For a month, I lived in two places: a small new apartment with only everything I was sure I wanted, and a cavernous old apartment with everything else. The overlap in leases meant that I could take my time, and I uneasily did. As soon as my bed was assembled in the new apartment, it became home. But part of my peripheral attention lingered where I used to be, wondering about papers and piles and what I’d find when I finally went back.
I went back more than once, taking things in waves. But on Tuesday this week, Pat and I returned at the same time and had dinner by the one window, eating salad and chili with compostable spoons and glancing at a fading jade plant that neither of us had taken yet.
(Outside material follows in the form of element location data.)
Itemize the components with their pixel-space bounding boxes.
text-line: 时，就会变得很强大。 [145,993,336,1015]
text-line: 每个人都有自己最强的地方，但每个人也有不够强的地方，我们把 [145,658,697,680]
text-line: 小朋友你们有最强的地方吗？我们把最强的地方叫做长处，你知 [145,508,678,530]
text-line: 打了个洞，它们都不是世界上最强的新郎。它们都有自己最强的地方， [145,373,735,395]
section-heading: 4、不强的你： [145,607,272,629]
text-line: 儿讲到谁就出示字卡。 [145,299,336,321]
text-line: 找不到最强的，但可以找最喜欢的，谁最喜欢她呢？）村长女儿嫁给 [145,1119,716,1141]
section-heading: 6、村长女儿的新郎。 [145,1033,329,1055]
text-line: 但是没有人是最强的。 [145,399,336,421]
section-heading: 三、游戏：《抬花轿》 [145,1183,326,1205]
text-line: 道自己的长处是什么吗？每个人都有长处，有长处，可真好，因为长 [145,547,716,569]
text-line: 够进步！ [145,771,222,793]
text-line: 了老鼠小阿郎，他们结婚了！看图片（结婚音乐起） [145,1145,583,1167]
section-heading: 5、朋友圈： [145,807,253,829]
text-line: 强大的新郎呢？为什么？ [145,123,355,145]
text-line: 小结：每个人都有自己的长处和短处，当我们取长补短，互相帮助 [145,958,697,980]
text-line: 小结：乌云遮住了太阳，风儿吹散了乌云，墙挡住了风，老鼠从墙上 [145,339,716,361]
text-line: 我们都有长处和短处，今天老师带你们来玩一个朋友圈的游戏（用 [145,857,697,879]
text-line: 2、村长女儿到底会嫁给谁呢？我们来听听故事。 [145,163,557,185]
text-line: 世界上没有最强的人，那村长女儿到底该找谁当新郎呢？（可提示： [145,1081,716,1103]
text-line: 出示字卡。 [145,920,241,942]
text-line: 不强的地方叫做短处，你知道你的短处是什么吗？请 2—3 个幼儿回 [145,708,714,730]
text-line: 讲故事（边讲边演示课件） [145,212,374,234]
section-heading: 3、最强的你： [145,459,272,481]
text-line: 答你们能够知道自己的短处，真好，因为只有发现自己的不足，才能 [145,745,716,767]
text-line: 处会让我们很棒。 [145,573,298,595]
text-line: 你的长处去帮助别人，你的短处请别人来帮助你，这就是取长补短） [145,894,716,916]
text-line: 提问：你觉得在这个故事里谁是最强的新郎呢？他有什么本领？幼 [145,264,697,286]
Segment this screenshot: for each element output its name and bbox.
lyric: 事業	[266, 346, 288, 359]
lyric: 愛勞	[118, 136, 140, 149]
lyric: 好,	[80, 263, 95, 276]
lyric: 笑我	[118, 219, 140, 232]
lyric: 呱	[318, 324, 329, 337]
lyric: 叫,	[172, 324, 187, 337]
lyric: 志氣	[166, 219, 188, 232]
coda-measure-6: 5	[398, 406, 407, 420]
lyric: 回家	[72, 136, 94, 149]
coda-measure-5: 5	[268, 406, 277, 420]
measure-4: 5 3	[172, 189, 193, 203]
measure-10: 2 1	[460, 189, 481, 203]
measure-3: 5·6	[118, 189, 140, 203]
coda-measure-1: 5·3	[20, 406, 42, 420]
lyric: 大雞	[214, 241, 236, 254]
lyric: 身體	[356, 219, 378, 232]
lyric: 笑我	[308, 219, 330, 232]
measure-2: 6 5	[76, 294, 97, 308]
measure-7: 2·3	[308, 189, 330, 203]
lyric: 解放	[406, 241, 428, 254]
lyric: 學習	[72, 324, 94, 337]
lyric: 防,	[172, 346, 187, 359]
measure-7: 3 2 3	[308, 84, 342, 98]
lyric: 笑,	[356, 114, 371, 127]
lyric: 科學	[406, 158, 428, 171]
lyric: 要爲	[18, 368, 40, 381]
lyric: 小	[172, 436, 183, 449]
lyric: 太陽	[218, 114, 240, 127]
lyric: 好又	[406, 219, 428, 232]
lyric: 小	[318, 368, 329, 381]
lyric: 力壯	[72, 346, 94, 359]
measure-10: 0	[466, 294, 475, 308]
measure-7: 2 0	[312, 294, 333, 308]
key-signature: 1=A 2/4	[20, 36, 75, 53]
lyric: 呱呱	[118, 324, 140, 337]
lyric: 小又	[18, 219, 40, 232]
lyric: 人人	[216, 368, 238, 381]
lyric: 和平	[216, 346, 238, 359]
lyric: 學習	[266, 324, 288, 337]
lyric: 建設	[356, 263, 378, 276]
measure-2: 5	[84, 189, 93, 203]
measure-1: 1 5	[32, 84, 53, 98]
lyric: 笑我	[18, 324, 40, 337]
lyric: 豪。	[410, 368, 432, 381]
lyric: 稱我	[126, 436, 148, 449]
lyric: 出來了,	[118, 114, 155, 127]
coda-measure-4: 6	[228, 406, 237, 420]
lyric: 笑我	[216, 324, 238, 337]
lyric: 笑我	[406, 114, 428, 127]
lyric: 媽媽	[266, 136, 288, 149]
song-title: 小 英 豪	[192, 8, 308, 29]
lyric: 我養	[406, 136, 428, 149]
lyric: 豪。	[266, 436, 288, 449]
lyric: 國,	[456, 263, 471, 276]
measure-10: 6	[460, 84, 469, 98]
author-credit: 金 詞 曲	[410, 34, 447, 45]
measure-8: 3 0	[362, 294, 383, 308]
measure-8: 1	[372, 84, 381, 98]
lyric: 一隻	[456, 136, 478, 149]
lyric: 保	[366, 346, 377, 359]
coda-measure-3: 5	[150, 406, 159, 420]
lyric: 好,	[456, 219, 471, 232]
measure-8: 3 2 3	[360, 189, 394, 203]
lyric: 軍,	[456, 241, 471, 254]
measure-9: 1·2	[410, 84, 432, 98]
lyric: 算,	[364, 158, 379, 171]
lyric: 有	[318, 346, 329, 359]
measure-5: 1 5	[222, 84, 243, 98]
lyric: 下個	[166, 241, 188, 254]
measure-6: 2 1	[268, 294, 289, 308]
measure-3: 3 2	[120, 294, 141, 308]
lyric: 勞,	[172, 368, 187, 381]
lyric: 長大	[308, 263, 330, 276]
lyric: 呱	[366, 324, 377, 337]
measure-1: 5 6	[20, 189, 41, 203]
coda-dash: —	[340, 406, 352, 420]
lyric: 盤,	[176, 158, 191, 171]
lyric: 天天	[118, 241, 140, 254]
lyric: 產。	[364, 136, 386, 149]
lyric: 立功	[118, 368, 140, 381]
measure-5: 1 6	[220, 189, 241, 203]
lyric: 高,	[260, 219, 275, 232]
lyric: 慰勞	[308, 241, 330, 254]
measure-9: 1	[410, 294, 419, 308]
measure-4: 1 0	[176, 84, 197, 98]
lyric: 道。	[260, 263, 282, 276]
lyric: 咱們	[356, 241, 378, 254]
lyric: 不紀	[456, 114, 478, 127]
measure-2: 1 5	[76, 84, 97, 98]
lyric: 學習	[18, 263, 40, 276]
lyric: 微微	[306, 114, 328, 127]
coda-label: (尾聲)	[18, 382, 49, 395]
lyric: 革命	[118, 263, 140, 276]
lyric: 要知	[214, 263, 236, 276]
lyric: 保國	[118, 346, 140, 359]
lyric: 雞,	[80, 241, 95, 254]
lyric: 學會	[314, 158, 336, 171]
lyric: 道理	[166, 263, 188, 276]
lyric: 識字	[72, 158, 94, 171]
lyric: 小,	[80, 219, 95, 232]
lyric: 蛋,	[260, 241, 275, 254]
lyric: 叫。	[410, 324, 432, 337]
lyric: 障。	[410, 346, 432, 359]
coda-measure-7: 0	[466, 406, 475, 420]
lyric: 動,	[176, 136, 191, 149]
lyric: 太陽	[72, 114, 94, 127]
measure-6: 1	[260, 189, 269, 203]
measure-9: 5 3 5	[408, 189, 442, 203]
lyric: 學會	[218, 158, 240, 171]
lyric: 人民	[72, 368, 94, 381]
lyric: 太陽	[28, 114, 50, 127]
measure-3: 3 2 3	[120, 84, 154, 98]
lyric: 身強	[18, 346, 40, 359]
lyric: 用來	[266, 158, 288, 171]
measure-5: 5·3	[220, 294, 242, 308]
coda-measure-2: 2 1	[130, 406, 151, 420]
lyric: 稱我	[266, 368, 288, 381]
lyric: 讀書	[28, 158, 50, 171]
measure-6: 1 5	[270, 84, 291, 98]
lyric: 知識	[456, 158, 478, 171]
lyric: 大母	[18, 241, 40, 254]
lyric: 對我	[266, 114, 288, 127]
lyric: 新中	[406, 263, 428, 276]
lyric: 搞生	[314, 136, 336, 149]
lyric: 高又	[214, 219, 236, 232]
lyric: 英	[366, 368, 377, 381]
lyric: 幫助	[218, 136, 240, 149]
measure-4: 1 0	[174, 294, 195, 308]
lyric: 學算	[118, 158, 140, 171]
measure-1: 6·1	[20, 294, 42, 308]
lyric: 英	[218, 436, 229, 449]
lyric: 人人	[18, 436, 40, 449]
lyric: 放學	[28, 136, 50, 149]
We emptied the echoing rooms out and I carried away: a knapsack full of soap, a thin pillow, a mop with a curved handle, the jade plant carefully.
Rustling thoughts have started to calm, now that they’re ricocheting across less space. I’m so grateful to live here, and to have lived in this city for almost a year.
In between, my mind has been on the most basic things. How to fall asleep, how to reconcile self-discipline and gentleness, how to practice. How to build habits and acknowledge secret expectations. How to manage money and make food.
Every day I learn more things I never knew I never knew, every day feels new.
1 comment:
Makes me anticipate my looming move in a few months when I'll finally be on my own. Great post!